Here’s how the retailer did for the quarter that ended April 29 compared with what Wall Street was anticipating, based on a survey of analysts by Refinitiv:

  • Earnings per share: 13 cents vs. a loss of 42 cents expected
  • Revenue: $3.36 billion vs. $3.34 billion

In the fiscal first quarter, Kohl’s net sales fell to $3.36 billion from $3.47 billion in the year-ago period.

Comparable sales declined 4.3% in the quarter, roughly in line with the 4.5% drop expected by Wall Street, according to StreetAccount.

The company reported net income of $14 million, or 13 cents per share, compared with $14 million, or 11 cents per share, a year earlier.

Kohl’s surprise quarterly profit comes after multiple quarters of disappointing sales and a sinking stock price. Last year, the retailer became a target for activist investors Ancora Holdings and Macellum Capital, which pushed the company to oust its then-CEO Michelle Gass and shake up its board. Kohl’s also discussed and then ended a bid last year to sell its business to Vitamin Shoppe owner Franchise Group.

Since then, Kohl’s has tapped a new CEO: Tom Kingsbury, former chief executive of off-price retailer Burlington Stores. Gass, its former CEO, left to become the next leader of Levi Strauss.

In more recent months, Kohl’s efforts to reinvent itself and woo shoppers have run into other obstacles. Many middle-income consumers feel squeezed by inflation and are buying fewer discretionary items, such as clothing. That contributed to a big loss in Kohl’s holiday quarter and weak outlook, which the Wisconsin-based company reiterated Wednesday.
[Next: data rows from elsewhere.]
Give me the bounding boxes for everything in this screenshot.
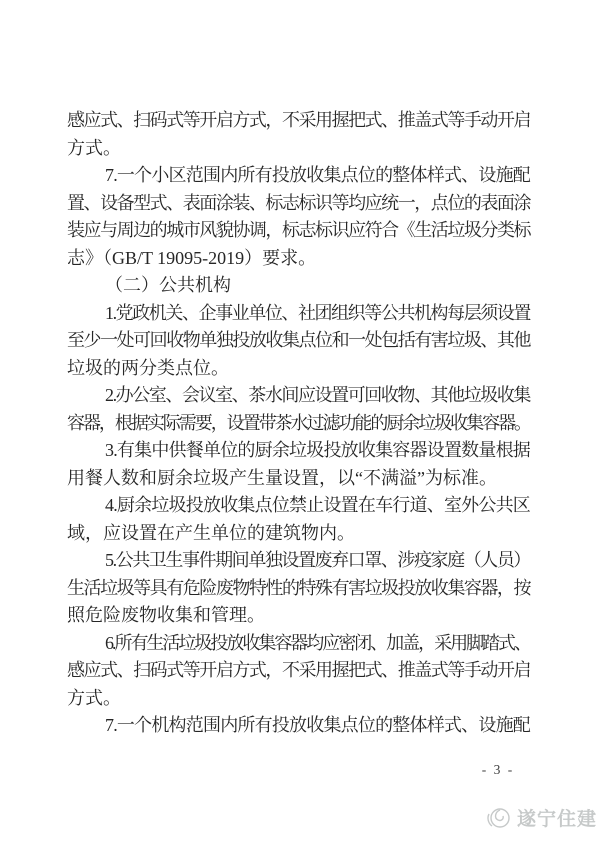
text-line: 域，应设置在产生单位的建筑物内。: [67, 520, 530, 548]
text-line: 3.有集中供餐单位的厨余垃圾投放收集容器设置数量根据: [67, 437, 530, 465]
text-line: 1.党政机关、企事业单位、社团组织等公共机构每层须设置: [67, 300, 530, 328]
text-line: 感应式、扫码式等开启方式，不采用握把式、推盖式等手动开启: [67, 657, 530, 685]
text-line: 生活垃圾等具有危险废物特性的特殊有害垃圾投放收集容器，按: [67, 575, 530, 603]
text-line: 2.办公室、会议室、茶水间应设置可回收物、其他垃圾收集: [67, 382, 530, 410]
body-text: 感应式、扫码式等开启方式，不采用握把式、推盖式等手动开启方式。7.一个小区范围内…: [67, 107, 530, 740]
text-line: 7.一个小区范围内所有投放收集点位的整体样式、设施配: [67, 162, 530, 190]
text-line: 装应与周边的城市风貌协调，标志标识应符合《生活垃圾分类标: [67, 217, 530, 245]
text-line: 方式。: [67, 685, 530, 713]
watermark: 遂宁住建: [486, 804, 597, 831]
text-line: 照危险废物收集和管理。: [67, 602, 530, 630]
text-line: 6.所有生活垃圾投放收集容器均应密闭、加盖，采用脚踏式、: [67, 630, 530, 658]
text-line: 容器，根据实际需要，设置带茶水过滤功能的厨余垃圾收集容器。: [67, 410, 530, 438]
watermark-text: 遂宁住建: [517, 804, 597, 831]
text-line: 感应式、扫码式等开启方式，不采用握把式、推盖式等手动开启: [67, 107, 530, 135]
text-line: 至少一处可回收物单独投放收集点位和一处包括有害垃圾、其他: [67, 327, 530, 355]
document-page: 感应式、扫码式等开启方式，不采用握把式、推盖式等手动开启方式。7.一个小区范围内…: [0, 0, 600, 842]
page-number: - 3 -: [468, 762, 528, 778]
text-line: 方式。: [67, 135, 530, 163]
text-line: 4.厨余垃圾投放收集点位禁止设置在车行道、室外公共区: [67, 492, 530, 520]
text-line: 用餐人数和厨余垃圾产生量设置，以“不满溢”为标准。: [67, 465, 530, 493]
text-line: 7.一个机构范围内所有投放收集点位的整体样式、设施配: [67, 712, 530, 740]
text-line: （二）公共机构: [67, 272, 530, 300]
text-line: 志》（GB/T 19095-2019）要求。: [67, 245, 530, 273]
text-line: 置、设备型式、表面涂装、标志标识等均应统一，点位的表面涂: [67, 190, 530, 218]
text-line: 垃圾的两分类点位。: [67, 355, 530, 383]
text-line: 5.公共卫生事件期间单独设置废弃口罩、涉疫家庭（人员）: [67, 547, 530, 575]
suining-zhujian-logo-icon: [486, 806, 512, 830]
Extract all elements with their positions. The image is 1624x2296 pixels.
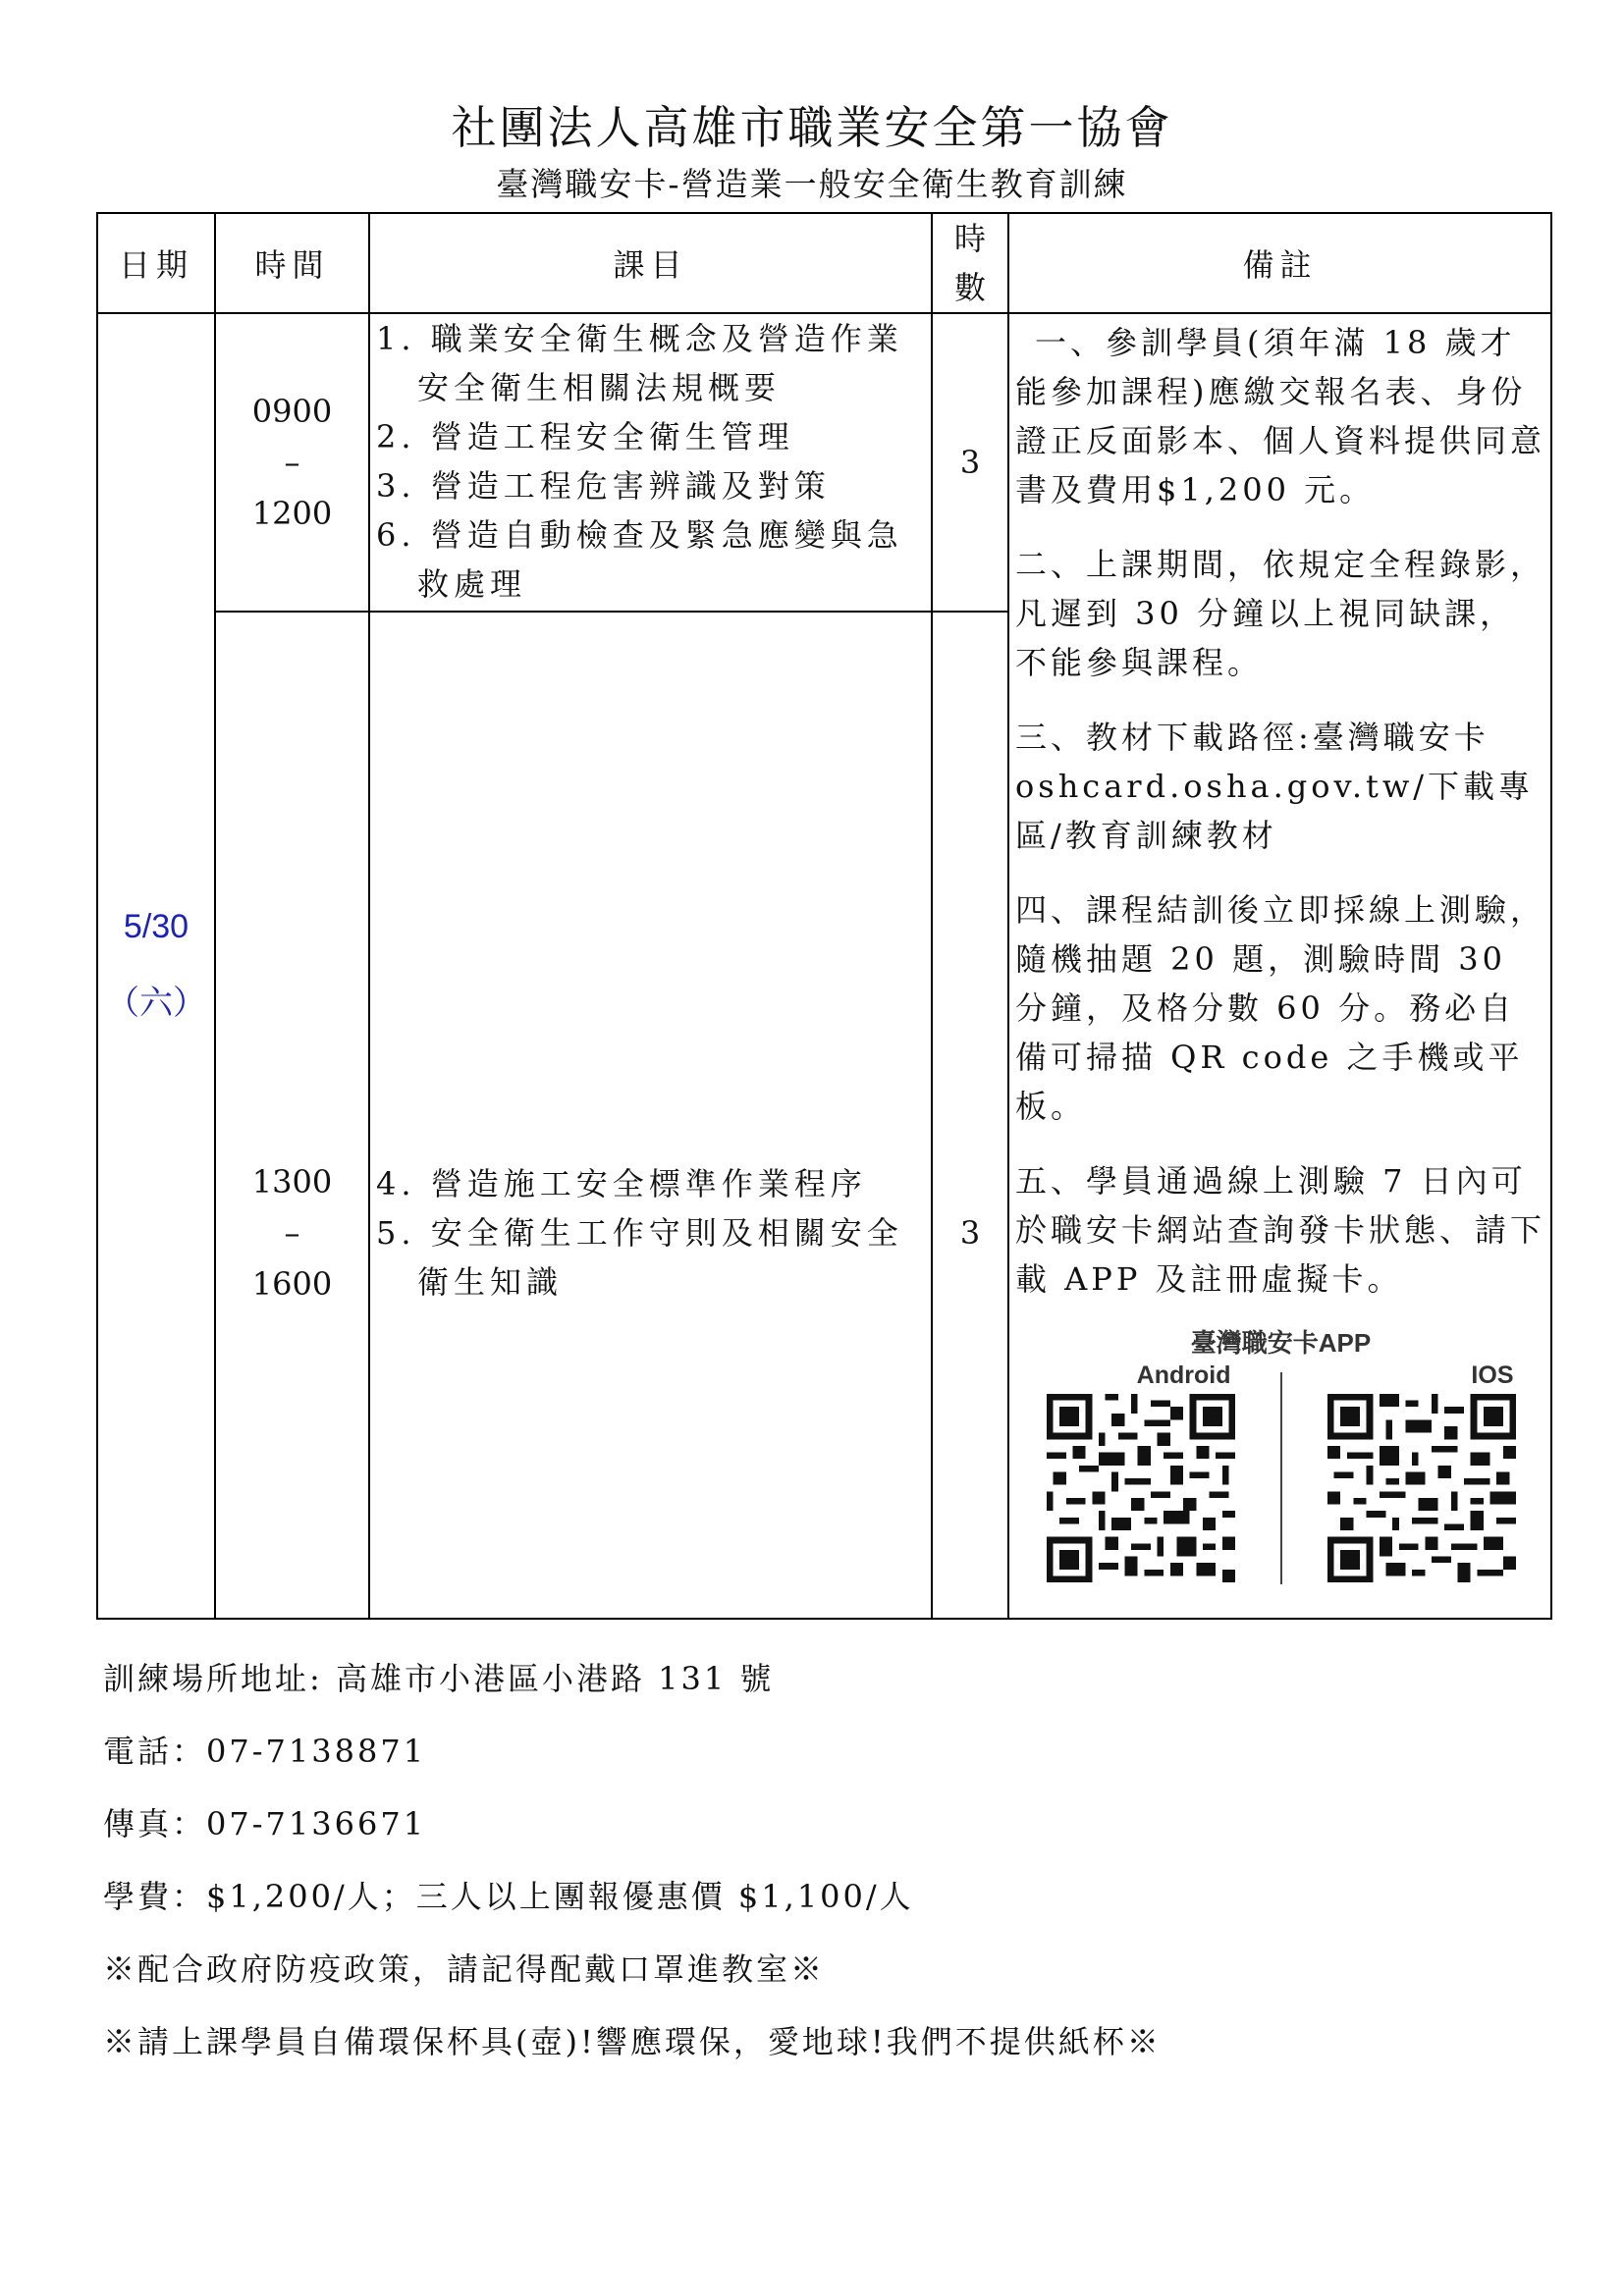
weekday-value: （六） (98, 976, 214, 1024)
header-hours: 時 數 (932, 213, 1008, 313)
note-item: 一、參訓學員(須年滿 18 歲才能參加課程)應繳交報名表、身份證正反面影本、個人… (1015, 318, 1546, 514)
header-course: 課目 (369, 213, 932, 313)
time-cell-afternoon: 1300 – 1600 (215, 612, 369, 1619)
course-item: 5. 安全衛生工作守則及相關安全衛生知識 (376, 1208, 925, 1307)
hours-cell-morning: 3 (932, 313, 1008, 612)
header-time: 時間 (215, 213, 369, 313)
phone-number: 電話：07-7138871 (103, 1732, 426, 1771)
app-download-block: 臺灣職安卡APP Android (1015, 1327, 1546, 1596)
note-item: 三、教材下載路徑:臺灣職安卡 oshcard.osha.gov.tw/下載專區/… (1015, 713, 1546, 860)
cup-notice: ※請上課學員自備環保杯具(壺)!響應環保，愛地球!我們不提供紙杯※ (103, 2022, 1162, 2061)
note-item: 五、學員通過線上測驗 7 日內可於職安卡網站查詢發卡狀態、請下載 APP 及註冊… (1015, 1156, 1546, 1304)
qr-divider (1280, 1372, 1282, 1584)
table-header-row: 日期 時間 課目 時 數 備註 (97, 213, 1551, 313)
schedule-table: 日期 時間 課目 時 數 備註 5/30 （六） 0900 – 1200 1. … (96, 212, 1552, 1620)
course-cell-afternoon: 4. 營造施工安全標準作業程序 5. 安全衛生工作守則及相關安全衛生知識 (369, 612, 932, 1619)
header-date: 日期 (97, 213, 215, 313)
tuition-fee: 學費：$1,200/人；三人以上團報優惠價 $1,100/人 (103, 1877, 914, 1916)
ios-label: IOS (1324, 1361, 1520, 1390)
android-qr-code-icon[interactable] (1047, 1394, 1235, 1582)
date-cell: 5/30 （六） (97, 313, 215, 1619)
mask-notice: ※配合政府防疫政策，請記得配戴口罩進教室※ (103, 1949, 825, 1989)
course-item: 4. 營造施工安全標準作業程序 (376, 1159, 925, 1208)
time-cell-morning: 0900 – 1200 (215, 313, 369, 612)
course-item: 2. 營造工程安全衛生管理 (376, 412, 925, 461)
course-item: 3. 營造工程危害辨識及對策 (376, 461, 925, 510)
note-item: 四、課程結訓後立即採線上測驗，隨機抽題 20 題，測驗時間 30 分鐘，及格分數… (1015, 885, 1546, 1131)
ios-qr-code-icon[interactable] (1327, 1394, 1516, 1582)
table-row: 5/30 （六） 0900 – 1200 1. 職業安全衛生概念及營造作業安全衛… (97, 313, 1551, 612)
android-label: Android (1043, 1361, 1239, 1390)
fax-number: 傳真：07-7136671 (103, 1804, 426, 1843)
course-item: 6. 營造自動檢查及緊急應變與急救處理 (376, 510, 925, 609)
hours-cell-afternoon: 3 (932, 612, 1008, 1619)
notes-cell: 一、參訓學員(須年滿 18 歲才能參加課程)應繳交報名表、身份證正反面影本、個人… (1008, 313, 1551, 1619)
course-cell-morning: 1. 職業安全衛生概念及營造作業安全衛生相關法規概要 2. 營造工程安全衛生管理… (369, 313, 932, 612)
app-title: 臺灣職安卡APP (1015, 1327, 1546, 1359)
date-value: 5/30 (98, 908, 214, 946)
header-notes: 備註 (1008, 213, 1551, 313)
training-address: 訓練場所地址: 高雄市小港區小港路 131 號 (103, 1659, 774, 1698)
course-item: 1. 職業安全衛生概念及營造作業安全衛生相關法規概要 (376, 314, 925, 412)
note-item: 二、上課期間，依規定全程錄影，凡遲到 30 分鐘以上視同缺課，不能參與課程。 (1015, 540, 1546, 687)
organization-title: 社團法人高雄市職業安全第一協會 (0, 98, 1624, 157)
course-subtitle: 臺灣職安卡-營造業一般安全衛生教育訓練 (0, 163, 1624, 206)
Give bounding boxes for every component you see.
Despite that, Kingsbury said Kohl’s made progress in the fiscal first quarter. He said the company has reduced excess inventory, attracted customers with Sephora shops and made stores more productive.

“Our first quarter results were in line with our expectations and represented a first step as we work to drive sales and earnings performance over the long-term,” he said in a news release.

Inventory declined significantly compared with the year-ago period. Kohl’s inventory was $3.5 billion at the end of the quarter, a drop of 6% year over year. Investors have closely watched those levels, since the glut of merchandise at many retailers has led to higher markdowns and lower profits.

Shares of Kohl’s closed Tuesday at $19.27. That’s less than half of its 52-high, which was $47.63. The company’s stock has tumbled nearly 23% so far this year — even as the S&P 500 has risen about 8% and the retail-focused XRT has fallen nearly 2%.